| > How much spending do you believe is necessary to control crime via social security/etc? Enough to mostly eradicate poverty. I don't know what the cost of that would be in the US, but as long as you have widespread poverty I don't see a reason to assume you have tested the effect this would have on poverty. At least nothing like Scandinavian levels. The US presently have a poverty rate about 3 times that of Norway (about 15% vs about 4.5%), despite Norway putting the poverty "bar" much higher - in Norway you are officially considered poor if your income is below 50% of the median. In Oslo that currently means about $24k/year. The US official poverty line for a single person in the continental states is $11,670 (which isn't that far from 50% of the median in the US either, but the cost of living in Norway is not twice that of the US), rising to $23,850 for a family of 4. With directly comparable numbers, the difference would be much greater. Then you have to expect to wait at least a generation for reduced poverty to filter through to increased education levels, even assuming you fund the education system well enough that anyone who puts in the work can complete university for free. Then you can start to get an idea whether or not Scandinavian level social security and education would make a difference in the US. > Note that the US currently spends 60% of it's budget on redistribution The problem is that you've created a system that causes so large differences in the first place. 60% to redress that is little more than window dressing. Further, that 60% number is nonsense. A large proportion of that 60% - whichever slices you've added up to get at it - provides benefits for at least parts of those that pay into it in the first place, so the actual amount that is net redistribution is far smaller. > What factors? Most of the obvious ones that I can think of (poverty, government dependence, unemployment) fail for this purpose since blacks do not make up anything close to 50% of people suffering from them. Poverty rate certainly does account for a substantial part of it, with African-Americans being substantially more likely to be poor than non-hispanic whites, at ca. 27.2% and <12% respectively. http://www.irp.wisc.edu/faqs/faq3.htm Tack on education levels, unemployment, family cohesion and you get most of the way there. |
Now if you take an absolute definition, you need to explain why a lot of countries much poorer than the US (much of Europe) have less crime. Or why Brazil, Mexico and South Africa have far more crime than India. That's a tricky sell.
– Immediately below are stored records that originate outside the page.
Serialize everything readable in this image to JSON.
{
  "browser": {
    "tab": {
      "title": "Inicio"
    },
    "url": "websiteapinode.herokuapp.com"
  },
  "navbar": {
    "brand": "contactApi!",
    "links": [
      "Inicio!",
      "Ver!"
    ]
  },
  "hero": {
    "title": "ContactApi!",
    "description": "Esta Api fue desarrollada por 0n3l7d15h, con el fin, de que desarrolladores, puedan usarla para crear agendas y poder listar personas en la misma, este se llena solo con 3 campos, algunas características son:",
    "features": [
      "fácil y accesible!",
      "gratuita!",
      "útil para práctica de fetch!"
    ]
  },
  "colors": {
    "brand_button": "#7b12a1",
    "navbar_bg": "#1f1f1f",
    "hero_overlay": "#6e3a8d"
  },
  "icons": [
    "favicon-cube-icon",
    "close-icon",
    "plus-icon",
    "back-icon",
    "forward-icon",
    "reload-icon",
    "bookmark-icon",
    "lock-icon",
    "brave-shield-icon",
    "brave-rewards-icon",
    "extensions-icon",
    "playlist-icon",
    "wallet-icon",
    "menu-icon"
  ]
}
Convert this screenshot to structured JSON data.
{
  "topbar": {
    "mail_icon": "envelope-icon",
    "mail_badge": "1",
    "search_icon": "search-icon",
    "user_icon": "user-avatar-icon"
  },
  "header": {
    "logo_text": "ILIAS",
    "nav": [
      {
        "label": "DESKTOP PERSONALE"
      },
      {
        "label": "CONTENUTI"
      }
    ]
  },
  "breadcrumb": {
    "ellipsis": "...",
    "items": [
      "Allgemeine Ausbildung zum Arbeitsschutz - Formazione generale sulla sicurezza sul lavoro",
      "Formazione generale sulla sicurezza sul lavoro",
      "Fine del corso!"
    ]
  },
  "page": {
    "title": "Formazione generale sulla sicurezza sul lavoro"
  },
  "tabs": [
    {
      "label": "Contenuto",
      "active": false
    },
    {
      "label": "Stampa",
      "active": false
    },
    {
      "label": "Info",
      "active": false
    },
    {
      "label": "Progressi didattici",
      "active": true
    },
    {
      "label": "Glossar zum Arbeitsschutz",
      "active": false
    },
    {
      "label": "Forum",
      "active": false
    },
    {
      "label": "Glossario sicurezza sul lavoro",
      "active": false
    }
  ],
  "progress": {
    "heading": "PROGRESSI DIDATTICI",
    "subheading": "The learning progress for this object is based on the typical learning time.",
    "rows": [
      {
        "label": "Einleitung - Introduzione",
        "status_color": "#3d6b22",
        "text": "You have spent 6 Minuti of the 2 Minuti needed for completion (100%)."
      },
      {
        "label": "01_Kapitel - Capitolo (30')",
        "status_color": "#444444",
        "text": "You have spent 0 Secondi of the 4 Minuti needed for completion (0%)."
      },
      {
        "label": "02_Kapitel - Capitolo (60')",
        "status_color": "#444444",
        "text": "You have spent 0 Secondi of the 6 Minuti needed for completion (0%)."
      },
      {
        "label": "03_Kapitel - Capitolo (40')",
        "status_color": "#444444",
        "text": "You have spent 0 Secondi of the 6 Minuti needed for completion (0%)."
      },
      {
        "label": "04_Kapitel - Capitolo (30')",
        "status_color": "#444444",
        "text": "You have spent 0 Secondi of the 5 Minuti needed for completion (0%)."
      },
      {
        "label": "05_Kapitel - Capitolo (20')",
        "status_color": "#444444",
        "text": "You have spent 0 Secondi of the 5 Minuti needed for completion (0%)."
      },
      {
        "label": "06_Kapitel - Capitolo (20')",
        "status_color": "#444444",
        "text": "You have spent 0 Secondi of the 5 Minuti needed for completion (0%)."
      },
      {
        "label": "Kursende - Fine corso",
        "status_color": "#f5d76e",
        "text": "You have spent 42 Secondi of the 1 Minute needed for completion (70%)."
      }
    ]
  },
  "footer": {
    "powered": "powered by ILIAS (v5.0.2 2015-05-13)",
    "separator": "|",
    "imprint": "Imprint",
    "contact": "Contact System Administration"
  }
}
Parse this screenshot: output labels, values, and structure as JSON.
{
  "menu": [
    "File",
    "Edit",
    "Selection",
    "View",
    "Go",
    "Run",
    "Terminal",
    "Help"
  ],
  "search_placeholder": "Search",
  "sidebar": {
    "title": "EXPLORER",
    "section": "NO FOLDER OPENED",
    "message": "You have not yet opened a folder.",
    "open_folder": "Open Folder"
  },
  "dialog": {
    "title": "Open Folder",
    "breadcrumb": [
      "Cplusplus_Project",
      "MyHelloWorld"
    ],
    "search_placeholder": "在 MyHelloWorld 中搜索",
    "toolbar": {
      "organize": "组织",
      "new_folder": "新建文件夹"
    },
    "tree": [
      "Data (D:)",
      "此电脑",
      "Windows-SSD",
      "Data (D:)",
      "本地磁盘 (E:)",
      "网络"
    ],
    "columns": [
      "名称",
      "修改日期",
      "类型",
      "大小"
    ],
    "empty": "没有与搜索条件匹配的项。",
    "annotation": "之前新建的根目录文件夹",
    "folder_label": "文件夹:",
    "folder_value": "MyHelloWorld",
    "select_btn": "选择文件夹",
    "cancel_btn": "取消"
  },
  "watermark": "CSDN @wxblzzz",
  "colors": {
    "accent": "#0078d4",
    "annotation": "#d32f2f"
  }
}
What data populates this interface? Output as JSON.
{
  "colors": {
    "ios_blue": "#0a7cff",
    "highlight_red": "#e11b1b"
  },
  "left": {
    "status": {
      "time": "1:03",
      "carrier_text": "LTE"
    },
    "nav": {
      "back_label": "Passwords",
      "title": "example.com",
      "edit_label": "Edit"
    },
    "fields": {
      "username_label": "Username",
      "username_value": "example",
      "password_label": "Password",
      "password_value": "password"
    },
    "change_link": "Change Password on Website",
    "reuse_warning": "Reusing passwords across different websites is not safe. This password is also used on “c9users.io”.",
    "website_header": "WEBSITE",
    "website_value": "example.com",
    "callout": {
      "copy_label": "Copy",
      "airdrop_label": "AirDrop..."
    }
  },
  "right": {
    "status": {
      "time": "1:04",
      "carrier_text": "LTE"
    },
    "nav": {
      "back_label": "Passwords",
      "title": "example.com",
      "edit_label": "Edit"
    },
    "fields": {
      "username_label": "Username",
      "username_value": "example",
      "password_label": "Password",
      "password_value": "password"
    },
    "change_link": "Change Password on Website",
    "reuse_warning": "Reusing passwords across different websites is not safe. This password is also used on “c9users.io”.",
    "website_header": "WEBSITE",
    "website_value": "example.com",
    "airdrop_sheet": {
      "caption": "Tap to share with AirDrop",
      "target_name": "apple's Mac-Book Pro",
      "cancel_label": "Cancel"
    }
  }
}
If you want to use a relative definition of poverty (e.g. what Norway does), then you need to postulate that the existence of someone earning more than you do within a national boundary is what causes you to murder people. I.e., the existence of someone with a platinum toilet drives people with gold toilets into a homicidal rage.
Poverty rate certainly does account for a substantial part of it, with African-Americans being substantially more likely to be poor than non-hispanic whites, at ca. 27.2% and <12% respectively.
Whites make up about 72% of the population, blacks 12%. Assume poverty is the sole cause of homicide, then multiplication suggests 3.25% of America is poor && black while 8.6% is poor && white. In that case, the black murderer:white murderer ratio should be 1:3. It's 1:1.
I don't know what you mean by "tack on". Do you have a coherent theory, or are you just hoping?